Recent market signals show a correlation between low oil prices and negative impacts on the renewables industry. The clearest example that has arisen in recent months is with manufacturers of solar technology in developed countries like the United States or even in China, whose shares have lost their market value at the same rate as the shares of companies in the industry oil. The Bloomberg Global Intelligence Large Solar index which brings together 21 companies in the sector has fallen over 40% since mid-June 2014, while the three largest Chinese manufacturers of photovoltaic panels have lost between 50% and 75% of their market.
This behavior of investors in the stock market relates to the expectation that the generation of electricity from petroleum is competing directly with renewable sources, which is not entirely true because in these two countries, and in general for developed countries, most of the electricity is produced from coal and natural gas, so these would be the direct competitors of renewables and non-oil. Therefore a drop in oil prices should not negatively affect short-term interest investments in renewables. On the other hand, most supply contracts for natural gas generators are still linked to international oil prices, especially in Europe, and although this is changing might affect the medium and long term of the clean energy industry.
Historically, investments in renewables have been motivated by other reasons, such as global efforts to reduce carbon emissions and mitigate the effects of climate change, reducing costs in countries highly dependent on fossil sources, diversification of the matrix and the energy security. In fact, two of the great financiers and investors in renewables, the Deutsche Bank and Goldman Sachs, ensure that industry growth will remain strong this year and independent of the volatility in oil prices, given that investments in renewables have remained at a constant level without major changes in the last three years, even with declining coal prices, one of its direct competitors.
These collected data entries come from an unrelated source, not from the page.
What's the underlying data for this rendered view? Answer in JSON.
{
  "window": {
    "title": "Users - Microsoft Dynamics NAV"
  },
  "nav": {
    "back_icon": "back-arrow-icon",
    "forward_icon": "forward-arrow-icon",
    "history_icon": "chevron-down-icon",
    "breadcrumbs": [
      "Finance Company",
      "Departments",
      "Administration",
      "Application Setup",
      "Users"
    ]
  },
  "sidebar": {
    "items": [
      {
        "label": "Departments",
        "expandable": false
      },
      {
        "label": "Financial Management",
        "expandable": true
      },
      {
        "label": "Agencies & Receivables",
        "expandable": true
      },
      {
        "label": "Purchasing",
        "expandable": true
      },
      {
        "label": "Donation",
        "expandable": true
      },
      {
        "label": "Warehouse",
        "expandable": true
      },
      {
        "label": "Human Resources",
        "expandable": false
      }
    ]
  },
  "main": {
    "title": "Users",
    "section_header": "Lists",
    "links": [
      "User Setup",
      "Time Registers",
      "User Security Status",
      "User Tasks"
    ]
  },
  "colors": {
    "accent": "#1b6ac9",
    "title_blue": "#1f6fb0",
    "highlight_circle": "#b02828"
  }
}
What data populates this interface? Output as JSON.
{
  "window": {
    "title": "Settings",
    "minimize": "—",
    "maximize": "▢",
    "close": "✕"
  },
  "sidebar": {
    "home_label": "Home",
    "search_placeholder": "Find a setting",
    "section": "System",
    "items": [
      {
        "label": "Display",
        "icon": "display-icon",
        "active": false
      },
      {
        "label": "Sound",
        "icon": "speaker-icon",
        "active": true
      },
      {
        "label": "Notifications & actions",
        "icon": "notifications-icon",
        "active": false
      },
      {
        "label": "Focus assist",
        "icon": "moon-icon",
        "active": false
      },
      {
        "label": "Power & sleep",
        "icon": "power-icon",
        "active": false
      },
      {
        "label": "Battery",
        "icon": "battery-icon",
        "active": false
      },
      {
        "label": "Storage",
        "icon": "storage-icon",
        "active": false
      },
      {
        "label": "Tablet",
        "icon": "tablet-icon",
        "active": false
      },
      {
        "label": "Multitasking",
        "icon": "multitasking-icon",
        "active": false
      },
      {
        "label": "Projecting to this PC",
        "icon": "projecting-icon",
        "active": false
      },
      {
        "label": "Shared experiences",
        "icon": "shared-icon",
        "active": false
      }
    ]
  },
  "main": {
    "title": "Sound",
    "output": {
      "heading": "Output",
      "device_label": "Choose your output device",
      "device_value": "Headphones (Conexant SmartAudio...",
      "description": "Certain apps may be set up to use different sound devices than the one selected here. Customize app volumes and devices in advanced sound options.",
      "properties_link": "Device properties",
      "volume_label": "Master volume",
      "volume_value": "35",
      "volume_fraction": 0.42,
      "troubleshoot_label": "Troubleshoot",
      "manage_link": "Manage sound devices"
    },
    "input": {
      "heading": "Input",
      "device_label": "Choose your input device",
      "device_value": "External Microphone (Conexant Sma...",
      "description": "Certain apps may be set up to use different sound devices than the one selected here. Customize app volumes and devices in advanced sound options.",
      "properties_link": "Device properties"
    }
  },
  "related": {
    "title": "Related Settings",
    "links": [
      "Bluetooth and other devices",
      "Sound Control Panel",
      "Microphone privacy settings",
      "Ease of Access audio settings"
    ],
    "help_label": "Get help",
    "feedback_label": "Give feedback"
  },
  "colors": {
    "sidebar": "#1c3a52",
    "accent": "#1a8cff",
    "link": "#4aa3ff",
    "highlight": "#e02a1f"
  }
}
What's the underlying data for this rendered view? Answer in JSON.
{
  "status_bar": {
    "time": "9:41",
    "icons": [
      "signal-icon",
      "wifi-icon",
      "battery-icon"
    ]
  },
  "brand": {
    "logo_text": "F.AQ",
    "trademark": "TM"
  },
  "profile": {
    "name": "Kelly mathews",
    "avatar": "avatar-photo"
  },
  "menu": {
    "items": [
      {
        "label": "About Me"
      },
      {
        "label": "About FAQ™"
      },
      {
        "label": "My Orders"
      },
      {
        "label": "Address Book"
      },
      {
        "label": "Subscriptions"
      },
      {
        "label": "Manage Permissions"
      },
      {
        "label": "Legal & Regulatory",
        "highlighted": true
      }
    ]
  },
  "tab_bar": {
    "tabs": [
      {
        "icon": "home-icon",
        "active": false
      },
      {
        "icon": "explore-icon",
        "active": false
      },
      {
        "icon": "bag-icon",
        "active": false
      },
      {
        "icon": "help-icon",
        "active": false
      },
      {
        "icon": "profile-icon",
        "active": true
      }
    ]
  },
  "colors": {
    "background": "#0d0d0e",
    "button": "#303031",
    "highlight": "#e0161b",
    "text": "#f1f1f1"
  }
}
On the other hand the cost of electricity produced from renewables has been reduced greatly in the last five years, 78% for photovoltaic solar and 58% for wind. Therefore in places with a good resource like wind and sun, renewable electricity is now competitive, and it is becoming cheaper than that produced with imported petroleum products that are not subsidized and in some cases cheaper than that produced with natural gas. In the case of Europe, the price per barrel of oil would have to reach $ 14.6 dollars to match the price of production obtained from wind, or $ 38 dollars for photovoltaics, which shows that the competitive edge that these technologies even when faced with a greater reduction in oil prices. A similar calculation taking into account local wind conditions in Mexico shows that oil should reach a price of $ 12.3 per barrel to be competitive with wind power prices in the country. On the other hand, a recent report sponsored by the United States Department of Energy estimates that in 42 of the 50 largest cities in the country, the cost of electricity produced by photovoltaic systems installed on the roof of the houses is lower than the rate power purchased from a local dealer.
Although since mid-2014 the price of oil price has been dropping, the figures for investments in clean energy in that year increased 16% compared to 2013, reaching $ 310 billion as reported by Bloomberg NEF. Maybe it’s too early to make conclusions about the existence of an actual negative effect on the market for renewables, but these figures confirm otherwise. The only sector that suffered a setback in investments was logically biofuels, since these do compete directly with gasoline (derived from petroleum) and will continue to be affected, assuming that governments immediately transfer the reduction in oil prices to gasoline prices.